VATICAN CITY — The former Vatican ambassador who accused three popes and their advisers of covering up for a disgraced American ex-cardinal has denounced Pope Francis’ refusal to directly respond to his claims and challenged the Vatican to say what it knows about the scandal.
Archbishop Carlo Maria Vigano penned a new missive a month after his initial 11-page bombshell sent shockwaves through the Catholic Church. It was uploaded to a document-sharing site late Thursday.
In the document, Vigano denounced the official Vatican silence about his claims and accused Francis of mounting a campaign of “subtle slander” against him by referring indirectly to him as Satan in recent homilies.
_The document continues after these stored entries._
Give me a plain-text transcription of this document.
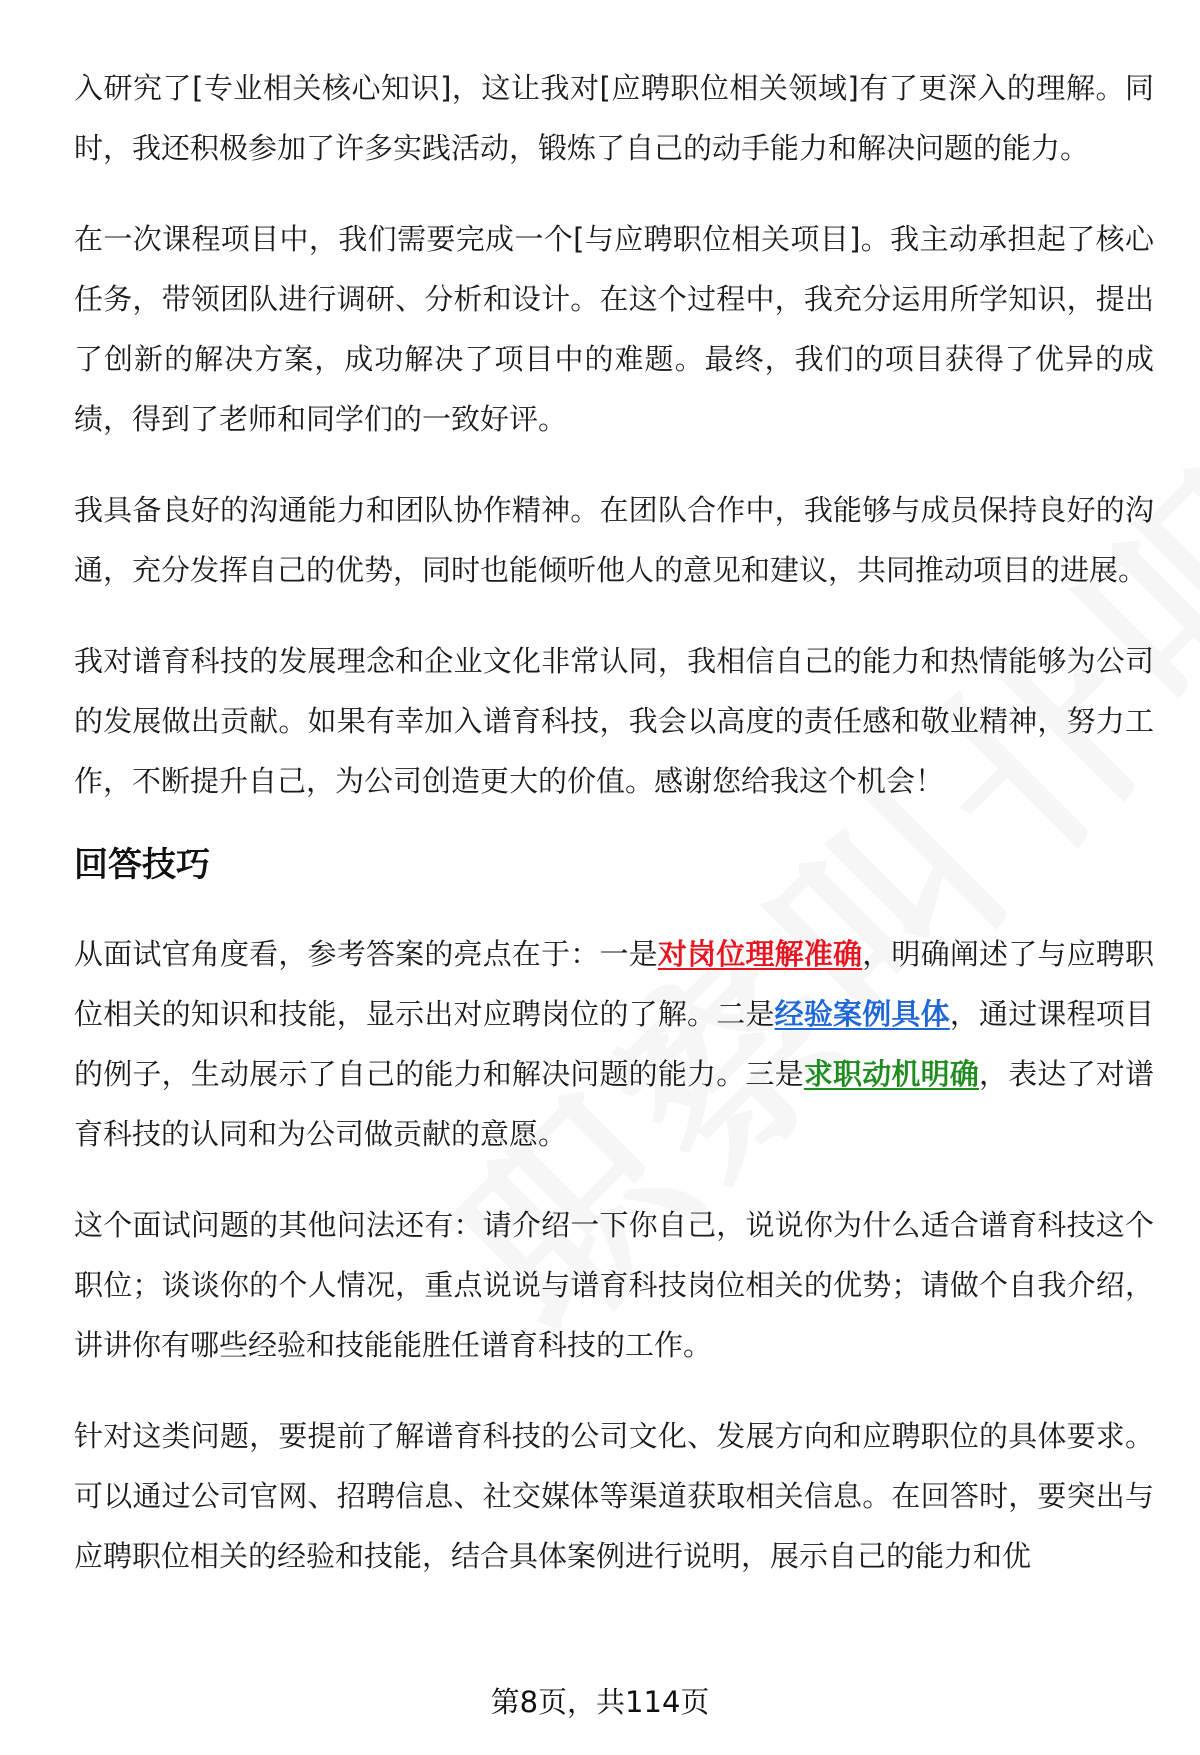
入研究了[专业相关核心知识]，这让我对[应聘职位相关领域]有了更深入的理解。同时，我还积极参加了许多实践活动，锻炼了自己的动手能力和解决问题的能力。

在一次课程项目中，我们需要完成一个[与应聘职位相关项目]。我主动承担起了核心任务，带领团队进行调研、分析和设计。在这个过程中，我充分运用所学知识，提出了创新的解决方案，成功解决了项目中的难题。最终，我们的项目获得了优异的成绩，得到了老师和同学们的一致好评。

我具备良好的沟通能力和团队协作精神。在团队合作中，我能够与成员保持良好的沟通，充分发挥自己的优势，同时也能倾听他人的意见和建议，共同推动项目的进展。

我对谱育科技的发展理念和企业文化非常认同，我相信自己的能力和热情能够为公司的发展做出贡献。如果有幸加入谱育科技，我会以高度的责任感和敬业精神，努力工作，不断提升自己，为公司创造更大的价值。感谢您给我这个机会！

回答技巧

从面试官角度看，参考答案的亮点在于：一是对岗位理解准确，明确阐述了与应聘职位相关的知识和技能，显示出对应聘岗位的了解。二是经验案例具体，通过课程项目的例子，生动展示了自己的能力和解决问题的能力。三是求职动机明确，表达了对谱育科技的认同和为公司做贡献的意愿。

这个面试问题的其他问法还有：请介绍一下你自己，说说你为什么适合谱育科技这个职位；谈谈你的个人情况，重点说说与谱育科技岗位相关的优势；请做个自我介绍，讲讲你有哪些经验和技能能胜任谱育科技的工作。

针对这类问题，要提前了解谱育科技的公司文化、发展方向和应聘职位的具体要求。可以通过公司官网、招聘信息、社交媒体等渠道获取相关信息。在回答时，要突出与应聘职位相关的经验和技能，结合具体案例进行说明，展示自己的能力和优

第8页，共114页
Vigano urged the current head of the Vatican bishops office to speak out, saying he has all the documentation needed to prove years of coverup by the Vatican about alleged sexual misconduct by ex-Cardinal Theodore McCarrick.
“How can one avoid concluding that the reason they do not provide the documentation is that they know it confirms my testimony?” Vigano wrote. “The pope’s unwillingness to respond to my charges and his deafness to the appeals by the faithful for accountability are hardly consistent with his calls for transparency and bridge building.”
The letter was dated Friday, Sept. 29, the feast of St. Michael, Archangel. It was not a coincidence: St. Michael is considered the protector of the church, the leader of all angels who battled evil and drove it from the church.
Vigano threw Francis’ papacy into turmoil last month when he accused Francis of rehabilitating McCarrick from sanctions imposed by Pope Benedict XVI. He accused more than two dozen current and former Vatican officials, as well as a host of U.S. bishops and papal advisers, of being part of the coverup and called for Francis to resign over the scandal.
The Vatican has known since at least 2000 that McCarrick would invite seminarians to his New Jersey beach house and into his bed. And yet St. John Paul II made him archbishop of Washington and a cardinal in 2001, and McCarrick became a spokesman for the U.S. bishops in 2002 as they sought to address the then-burgeoning sexual abuse scandal that had erupted that year in Boston.
Francis removed McCarrick as a cardinal in July after a U.S. church investigation determined an allegation he fondled a teenage altar boy in the 1970s was credible. After news broke of the investigation, several former seminarians and priests came forward to report that they, too, had been abused or harassed by McCarrick as adults. The scandal has led to a crisis in confidence in both the U.S. and Vatican hierarchy, since McCarrick’s sexual escapades were apparently an open secret in some U.S. church circles.
In his first denunciation, published Aug. 26, Vigano initially claimed Benedict had imposed sanctions against McCarrick prohibiting him from exercising public ministry, travelling or lecturing on behalf of the church. He has changed his account, however, since the historic record is rife with evidence McCarrick lived his ministry free from any real constraints, and it is unclear what type of sanctions were ever imposed.
But the crux of Vigano’s claim was that he told Francis of the sanctions against McCarrick on June 23, 2013, and that the pope effectively rehabilitated McCarrick and made him a trusted adviser.